The second phase of the study will involve in-depth interviews with these students discussing what they get out of being online. The interviews will explore whether or not students use the Internet as a substitute for actual, interpersonal relationships or in order to fill existing deficits in their social lives. They will also explore whether students are better or worse off as the result of this heavy use, examining things such as effects on relationships and schoolwork.
“This is a hot area of research,” Scharlott said. “Assuming I find interesting results, I shouldn’t have any trouble getting published.”
Scharlott already had a similar study published in 1995, in Computers In Human Behavior, a psychology journal. In 1989 he began collecting data on online dating services, focusing on who used them and why. Scharlott then looked more closely at the role shyness played in the use of these services, as well as at the role of gender and appearance.

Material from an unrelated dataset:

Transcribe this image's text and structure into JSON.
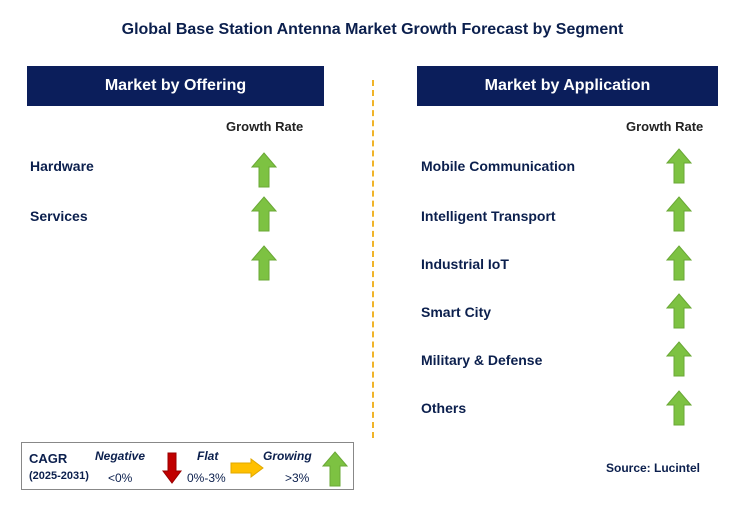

The project was a byproduct of his “tooling” around on the Internet in the 1980s and wondering about its social implications. The role of shyness as a variable was a personal insight.

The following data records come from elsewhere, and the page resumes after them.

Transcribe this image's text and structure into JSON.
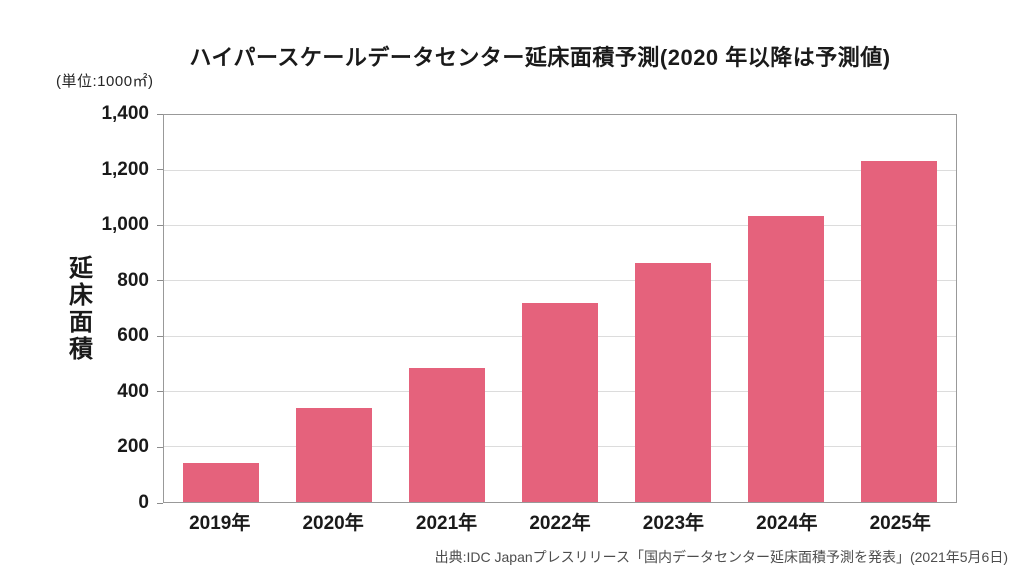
{
  "header": {
    "title": "ハイパースケールデータセンター延床面積予測(2020 年以降は予測値)",
    "unit_label": "(単位:1000㎡)"
  },
  "chart_data": {
    "type": "bar",
    "title": "ハイパースケールデータセンター延床面積予測(2020 年以降は予測値)",
    "unit_label": "(単位:1000㎡)",
    "categories": [
      "2019年",
      "2020年",
      "2021年",
      "2022年",
      "2023年",
      "2024年",
      "2025年"
    ],
    "values": [
      140,
      340,
      485,
      720,
      865,
      1035,
      1235
    ],
    "xlabel": "",
    "ylabel": "延床面積",
    "ylim": [
      0,
      1400
    ],
    "ytick_step": 200,
    "ytick_labels": [
      "0",
      "200",
      "400",
      "600",
      "800",
      "1,000",
      "1,200",
      "1,400"
    ],
    "grid": true,
    "legend": "none",
    "bar_color": "#e5627c"
  },
  "footer": {
    "source": "出典:IDC Japanプレスリリース「国内データセンター延床面積予測を発表」(2021年5月6日)"
  },
  "colors": {
    "background": "#ffffff",
    "bar": "#e5627c",
    "gridline": "#dcdcdc",
    "axis_border": "#999999",
    "text": "#1a1a1a",
    "source_text": "#4d4d4d"
  }
}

“I am a shy person,” Scharlott said, “and therefore found research into shyness to be particularly relevant to my own life.”
The study found that shy people used online dating services more often to find love, whereas those less shy used the services to make friends or simply to browse. The study found that while men usually made the first move, a quarter of the women in the survey were willing to make the first contact. According to Scharlott, “these women did it a lot.”

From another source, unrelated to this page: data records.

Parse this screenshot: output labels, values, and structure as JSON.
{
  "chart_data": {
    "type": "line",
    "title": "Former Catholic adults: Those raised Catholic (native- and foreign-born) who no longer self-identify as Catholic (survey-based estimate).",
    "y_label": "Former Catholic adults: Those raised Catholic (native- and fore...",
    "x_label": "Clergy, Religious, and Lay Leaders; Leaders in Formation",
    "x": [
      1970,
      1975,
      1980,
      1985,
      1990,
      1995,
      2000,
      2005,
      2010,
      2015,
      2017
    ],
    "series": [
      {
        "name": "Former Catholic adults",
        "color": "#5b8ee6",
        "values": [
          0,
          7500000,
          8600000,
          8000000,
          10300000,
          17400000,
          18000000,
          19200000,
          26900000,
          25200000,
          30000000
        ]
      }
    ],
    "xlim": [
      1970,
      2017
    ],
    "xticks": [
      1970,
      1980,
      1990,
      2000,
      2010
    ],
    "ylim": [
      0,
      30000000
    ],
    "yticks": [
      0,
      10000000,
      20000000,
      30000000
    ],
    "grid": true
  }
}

He suggests that the Internet gave these women the security to break free of traditional gender-based roles, whereas in a bar, the person may not have been as bold. Or, Scharlott added, he may just be behind the times.
The major difference in the study this semester is that it will expand to cover all social interests on the Internet, and it will be a more widely distributed survey. The survey for his first study was a posted survey, voluntarily answered. This semester’s survey will be more random, in that sense.
Scharlott has some hypotheses going into the study. He believes shy people will be heavier Internet users, in general, and that they may use the Internet to overcome the barriers of face-to-face communication. On the Internet, he pointed out, a person has more time to give responses, and they can’t be seen. This may help shy people avoid feeling judged and clamming up.
Scharlott feels his research could be beneficial. The study, he said, may be a help to therapeutic psychologists and mental health professionals who could begin using the Internet to help patients with sever social anxiety overcome their problems. NKU may also consider sponsoring Internet-related activities such as chat rooms for the benefit of students who are too shy to participate in regular campus activities, he added.
The survey should be ready within a week to two weeks and the data collection should be completely finished within two months. Scharlott hopes to have two articles written up by fall, possibly one for each phase of the study. He will probably submit his articles to Computers In Human Behavior, or a similar journal.
This is Scharlott’s first sabbatical. Sabbatical comes from the same root as the word sabbath, meaning the seventh day or a day of rest. Sabbaticals are taken a maximum of once every seven years, as a break away from teaching. Scharlott has taught at NKU since 1991, and also between the years of 1982-1986.
Despite being on sabbatical, Scharlott has been on campus a lot lately. When asked whether this was because he loved NKU so much or because no one else could do his job, he responded. “Maybe all of the above, or maybe I just have to get out of the house when the cleaning lady comes.”
All kidding aside, he admits it is hard to resist going into the lab and fixing problems when he is on campus, and that he should probably stay away from NKU so he can get his research done.